With Ghost of Tsushima and the kind of successors I’m suggesting here, that might not be so possible, because the mechanics in Sucker Punch’s new game are intrinsically tied to its central samurai conceit. The combat, the side activities, the way you explore the world, the characters, the world itself- they are all married to the game’s ambition of telling a true samurai story. And it’s that single-minded devotion to a central conceit that successors should carry forward, not any single mechanic or narrative idea.
During development, the game that Sucker Punch were inspired by the most was Red Dead Redemption 1, owing to how effectively it brought the fantasy of being an outlaw in the old American West to life, and how Sucker Punch wanted to make a game that did the same thing for samurai. The desire to do that is something that shines through in every aspect of Ghost of Tsushima, and the prospect of Sucker Punch taking other historical settings and recreating them with the same devotion is an exciting one.

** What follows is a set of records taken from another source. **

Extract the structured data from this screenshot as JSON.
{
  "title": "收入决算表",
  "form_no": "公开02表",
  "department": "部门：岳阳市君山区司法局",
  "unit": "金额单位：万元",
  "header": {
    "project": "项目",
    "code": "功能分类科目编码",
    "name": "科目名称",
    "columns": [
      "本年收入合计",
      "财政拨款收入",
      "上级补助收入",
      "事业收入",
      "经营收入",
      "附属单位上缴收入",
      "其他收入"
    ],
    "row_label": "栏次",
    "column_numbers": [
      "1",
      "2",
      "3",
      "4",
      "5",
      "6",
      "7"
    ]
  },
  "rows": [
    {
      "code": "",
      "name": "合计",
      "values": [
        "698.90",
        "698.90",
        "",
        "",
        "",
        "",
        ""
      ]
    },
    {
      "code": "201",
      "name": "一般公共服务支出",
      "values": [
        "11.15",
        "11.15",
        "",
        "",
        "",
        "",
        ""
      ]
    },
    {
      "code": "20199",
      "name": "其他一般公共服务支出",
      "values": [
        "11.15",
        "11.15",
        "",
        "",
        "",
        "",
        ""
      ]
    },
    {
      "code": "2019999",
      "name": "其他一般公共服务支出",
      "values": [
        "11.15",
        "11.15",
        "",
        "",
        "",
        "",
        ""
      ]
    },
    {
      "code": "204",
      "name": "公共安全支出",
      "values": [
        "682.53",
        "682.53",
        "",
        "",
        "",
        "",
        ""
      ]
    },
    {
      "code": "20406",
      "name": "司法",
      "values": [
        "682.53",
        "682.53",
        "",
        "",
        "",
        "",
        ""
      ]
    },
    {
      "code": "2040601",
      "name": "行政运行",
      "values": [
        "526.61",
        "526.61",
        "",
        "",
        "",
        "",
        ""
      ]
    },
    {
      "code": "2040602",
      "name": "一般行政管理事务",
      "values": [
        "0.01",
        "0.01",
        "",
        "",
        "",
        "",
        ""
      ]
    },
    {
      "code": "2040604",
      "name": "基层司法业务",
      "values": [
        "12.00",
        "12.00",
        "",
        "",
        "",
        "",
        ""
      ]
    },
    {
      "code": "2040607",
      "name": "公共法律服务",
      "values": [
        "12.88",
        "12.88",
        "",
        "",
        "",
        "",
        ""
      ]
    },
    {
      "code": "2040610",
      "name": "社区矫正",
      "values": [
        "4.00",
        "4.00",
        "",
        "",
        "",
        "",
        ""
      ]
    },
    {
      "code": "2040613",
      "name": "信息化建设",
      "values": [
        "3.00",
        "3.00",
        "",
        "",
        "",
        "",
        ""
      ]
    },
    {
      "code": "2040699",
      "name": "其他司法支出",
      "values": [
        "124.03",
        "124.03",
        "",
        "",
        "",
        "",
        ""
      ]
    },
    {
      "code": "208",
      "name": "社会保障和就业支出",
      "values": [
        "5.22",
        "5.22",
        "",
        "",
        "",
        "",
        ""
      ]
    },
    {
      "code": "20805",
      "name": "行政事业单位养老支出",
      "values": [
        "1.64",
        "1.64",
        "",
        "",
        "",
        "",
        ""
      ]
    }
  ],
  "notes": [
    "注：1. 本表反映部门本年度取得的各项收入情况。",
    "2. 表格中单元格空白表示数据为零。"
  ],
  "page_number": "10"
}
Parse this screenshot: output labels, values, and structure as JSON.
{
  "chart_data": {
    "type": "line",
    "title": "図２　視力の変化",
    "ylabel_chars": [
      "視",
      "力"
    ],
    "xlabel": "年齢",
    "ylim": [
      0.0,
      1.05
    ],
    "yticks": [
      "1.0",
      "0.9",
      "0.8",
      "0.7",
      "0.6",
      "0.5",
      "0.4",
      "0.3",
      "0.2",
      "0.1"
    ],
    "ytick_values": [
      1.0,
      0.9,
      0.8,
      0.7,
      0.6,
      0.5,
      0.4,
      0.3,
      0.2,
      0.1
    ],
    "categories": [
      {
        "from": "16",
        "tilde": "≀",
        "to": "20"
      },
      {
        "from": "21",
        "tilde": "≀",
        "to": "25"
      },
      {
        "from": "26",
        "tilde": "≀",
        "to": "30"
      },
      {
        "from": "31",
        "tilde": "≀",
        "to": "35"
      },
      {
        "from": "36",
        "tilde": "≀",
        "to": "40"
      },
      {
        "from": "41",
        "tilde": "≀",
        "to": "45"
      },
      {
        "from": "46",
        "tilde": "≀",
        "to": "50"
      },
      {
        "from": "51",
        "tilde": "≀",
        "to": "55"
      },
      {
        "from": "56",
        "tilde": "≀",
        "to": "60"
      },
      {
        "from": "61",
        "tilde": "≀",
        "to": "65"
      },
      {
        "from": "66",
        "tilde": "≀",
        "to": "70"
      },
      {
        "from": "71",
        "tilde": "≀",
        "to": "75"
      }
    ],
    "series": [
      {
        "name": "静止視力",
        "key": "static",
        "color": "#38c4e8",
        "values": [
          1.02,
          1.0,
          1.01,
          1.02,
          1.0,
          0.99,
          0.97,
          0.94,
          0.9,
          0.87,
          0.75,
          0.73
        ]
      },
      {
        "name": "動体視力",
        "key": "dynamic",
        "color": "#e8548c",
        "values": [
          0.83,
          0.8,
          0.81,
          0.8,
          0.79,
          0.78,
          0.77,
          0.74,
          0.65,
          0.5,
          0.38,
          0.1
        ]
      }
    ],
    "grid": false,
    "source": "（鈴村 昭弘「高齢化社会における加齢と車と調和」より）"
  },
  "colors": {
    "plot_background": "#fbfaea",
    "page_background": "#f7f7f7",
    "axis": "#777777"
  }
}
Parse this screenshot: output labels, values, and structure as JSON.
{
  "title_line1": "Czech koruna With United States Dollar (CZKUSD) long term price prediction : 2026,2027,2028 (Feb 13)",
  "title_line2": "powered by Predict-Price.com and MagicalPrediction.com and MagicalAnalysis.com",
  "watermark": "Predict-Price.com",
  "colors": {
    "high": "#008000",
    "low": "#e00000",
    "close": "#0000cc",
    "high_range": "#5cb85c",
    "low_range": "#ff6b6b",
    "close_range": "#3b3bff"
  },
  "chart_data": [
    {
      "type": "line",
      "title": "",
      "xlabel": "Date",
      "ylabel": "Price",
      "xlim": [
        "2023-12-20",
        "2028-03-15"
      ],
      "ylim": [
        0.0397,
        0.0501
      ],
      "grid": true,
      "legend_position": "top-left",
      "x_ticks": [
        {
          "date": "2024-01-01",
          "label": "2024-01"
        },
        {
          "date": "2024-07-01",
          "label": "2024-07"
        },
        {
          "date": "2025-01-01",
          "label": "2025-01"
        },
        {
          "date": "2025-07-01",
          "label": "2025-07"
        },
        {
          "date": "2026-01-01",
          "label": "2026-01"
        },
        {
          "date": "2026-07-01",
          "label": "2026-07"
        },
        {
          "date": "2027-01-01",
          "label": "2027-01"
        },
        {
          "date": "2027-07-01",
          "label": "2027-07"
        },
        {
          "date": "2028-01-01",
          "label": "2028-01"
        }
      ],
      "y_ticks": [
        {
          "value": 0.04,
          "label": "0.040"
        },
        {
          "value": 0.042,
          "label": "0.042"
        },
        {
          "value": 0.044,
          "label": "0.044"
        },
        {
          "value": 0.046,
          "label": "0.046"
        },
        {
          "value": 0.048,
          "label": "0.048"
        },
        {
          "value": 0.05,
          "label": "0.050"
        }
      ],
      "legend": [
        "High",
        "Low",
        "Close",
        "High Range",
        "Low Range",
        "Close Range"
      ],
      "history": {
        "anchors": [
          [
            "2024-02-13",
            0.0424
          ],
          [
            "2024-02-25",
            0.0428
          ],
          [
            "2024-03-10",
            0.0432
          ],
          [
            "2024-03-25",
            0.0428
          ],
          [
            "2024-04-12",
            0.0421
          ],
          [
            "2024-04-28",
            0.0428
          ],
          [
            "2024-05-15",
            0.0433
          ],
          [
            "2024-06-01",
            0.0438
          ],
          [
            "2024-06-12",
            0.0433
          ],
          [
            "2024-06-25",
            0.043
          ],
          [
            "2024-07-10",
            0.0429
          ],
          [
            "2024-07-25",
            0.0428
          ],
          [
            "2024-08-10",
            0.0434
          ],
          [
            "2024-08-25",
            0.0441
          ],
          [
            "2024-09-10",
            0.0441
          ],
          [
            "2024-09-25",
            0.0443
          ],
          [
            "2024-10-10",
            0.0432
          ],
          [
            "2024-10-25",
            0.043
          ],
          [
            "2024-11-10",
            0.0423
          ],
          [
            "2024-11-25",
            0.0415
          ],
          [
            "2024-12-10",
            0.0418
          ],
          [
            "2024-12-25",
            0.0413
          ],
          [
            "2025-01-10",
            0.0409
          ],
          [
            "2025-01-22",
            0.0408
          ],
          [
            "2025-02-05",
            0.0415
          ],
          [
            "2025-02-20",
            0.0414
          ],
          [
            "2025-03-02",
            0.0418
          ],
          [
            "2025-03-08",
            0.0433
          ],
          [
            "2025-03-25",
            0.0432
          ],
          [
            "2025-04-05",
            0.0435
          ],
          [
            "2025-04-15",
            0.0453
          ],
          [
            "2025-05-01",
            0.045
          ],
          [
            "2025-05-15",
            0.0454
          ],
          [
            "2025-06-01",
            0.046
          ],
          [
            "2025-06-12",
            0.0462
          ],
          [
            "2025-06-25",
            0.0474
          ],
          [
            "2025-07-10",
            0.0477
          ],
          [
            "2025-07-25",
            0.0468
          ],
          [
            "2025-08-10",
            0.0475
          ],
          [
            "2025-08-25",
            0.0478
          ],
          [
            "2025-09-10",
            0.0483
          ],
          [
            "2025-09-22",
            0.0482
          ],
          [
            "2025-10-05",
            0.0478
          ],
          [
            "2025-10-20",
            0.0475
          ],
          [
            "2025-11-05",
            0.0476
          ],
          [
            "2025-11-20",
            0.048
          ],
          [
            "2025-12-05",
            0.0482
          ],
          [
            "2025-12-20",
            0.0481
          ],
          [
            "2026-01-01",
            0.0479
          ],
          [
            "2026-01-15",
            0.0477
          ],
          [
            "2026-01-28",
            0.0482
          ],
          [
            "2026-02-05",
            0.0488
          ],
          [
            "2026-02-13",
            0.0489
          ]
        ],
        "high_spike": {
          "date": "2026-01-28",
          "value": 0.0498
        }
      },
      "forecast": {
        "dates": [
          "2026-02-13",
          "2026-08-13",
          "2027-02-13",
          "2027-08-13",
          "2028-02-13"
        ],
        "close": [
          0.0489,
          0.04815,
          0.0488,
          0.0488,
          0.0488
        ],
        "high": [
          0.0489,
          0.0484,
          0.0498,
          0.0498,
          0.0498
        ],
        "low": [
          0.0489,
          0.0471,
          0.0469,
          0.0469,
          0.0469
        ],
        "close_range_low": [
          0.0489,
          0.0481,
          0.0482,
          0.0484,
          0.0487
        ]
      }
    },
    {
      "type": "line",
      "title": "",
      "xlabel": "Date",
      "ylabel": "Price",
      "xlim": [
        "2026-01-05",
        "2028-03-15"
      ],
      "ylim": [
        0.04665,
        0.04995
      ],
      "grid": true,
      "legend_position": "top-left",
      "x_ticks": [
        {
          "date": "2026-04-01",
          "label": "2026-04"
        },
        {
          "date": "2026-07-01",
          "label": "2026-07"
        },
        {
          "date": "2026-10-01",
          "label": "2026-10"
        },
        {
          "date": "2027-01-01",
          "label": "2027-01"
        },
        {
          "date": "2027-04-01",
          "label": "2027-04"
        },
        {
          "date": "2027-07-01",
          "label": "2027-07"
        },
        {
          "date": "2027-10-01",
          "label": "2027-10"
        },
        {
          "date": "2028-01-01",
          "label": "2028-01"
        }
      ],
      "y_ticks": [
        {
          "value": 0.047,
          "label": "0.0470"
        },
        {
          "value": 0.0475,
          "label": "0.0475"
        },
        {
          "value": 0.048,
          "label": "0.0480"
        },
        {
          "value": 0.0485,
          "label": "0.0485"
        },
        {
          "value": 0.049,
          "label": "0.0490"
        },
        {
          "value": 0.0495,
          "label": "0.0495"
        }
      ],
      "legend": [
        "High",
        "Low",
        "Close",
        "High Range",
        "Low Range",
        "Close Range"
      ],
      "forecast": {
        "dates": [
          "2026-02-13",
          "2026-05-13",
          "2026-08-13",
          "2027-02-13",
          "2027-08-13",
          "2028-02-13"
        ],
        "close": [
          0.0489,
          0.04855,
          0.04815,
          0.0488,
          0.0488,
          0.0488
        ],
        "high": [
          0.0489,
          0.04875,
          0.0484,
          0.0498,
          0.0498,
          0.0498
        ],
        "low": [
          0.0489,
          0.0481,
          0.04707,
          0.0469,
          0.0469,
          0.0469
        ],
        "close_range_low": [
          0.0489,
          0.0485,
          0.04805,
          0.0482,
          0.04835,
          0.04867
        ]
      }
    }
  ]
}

Maybe with their next game, they could jump forward in time a few hundred years, and make a game about ninjas. Maybe they could make a game about Vikings. Maybe a game about medieval Europe knights. Or hell, maybe flip the script and have us playing as a Mongol soldier. The connective tissue across all of these hypothetical games wouldn’t be gameplay mechanics or a larger story, but the single-minded drive to immerse players in these virtual realities.
Of course, that’s easier said than done- primarily because of something that I mentioned in the beginning of this piece, bringing us full circle. Every new game in such an anthology series would effectively be a new IP- new mechanics, new world, new story, new characters. That’s not an easy thing to work on by any means, and it would be a daunting prospect for any developer in the industry. But given how effectively Ghost of Tsushima immerses its players in its setting and the world of samurai, it’s hard not to daydream about similar games that might do the same for other settings.
Note: The views expressed in this article are those of the author and do not necessarily represent the views of, and should not be attributed to, GamingBolt as an organization.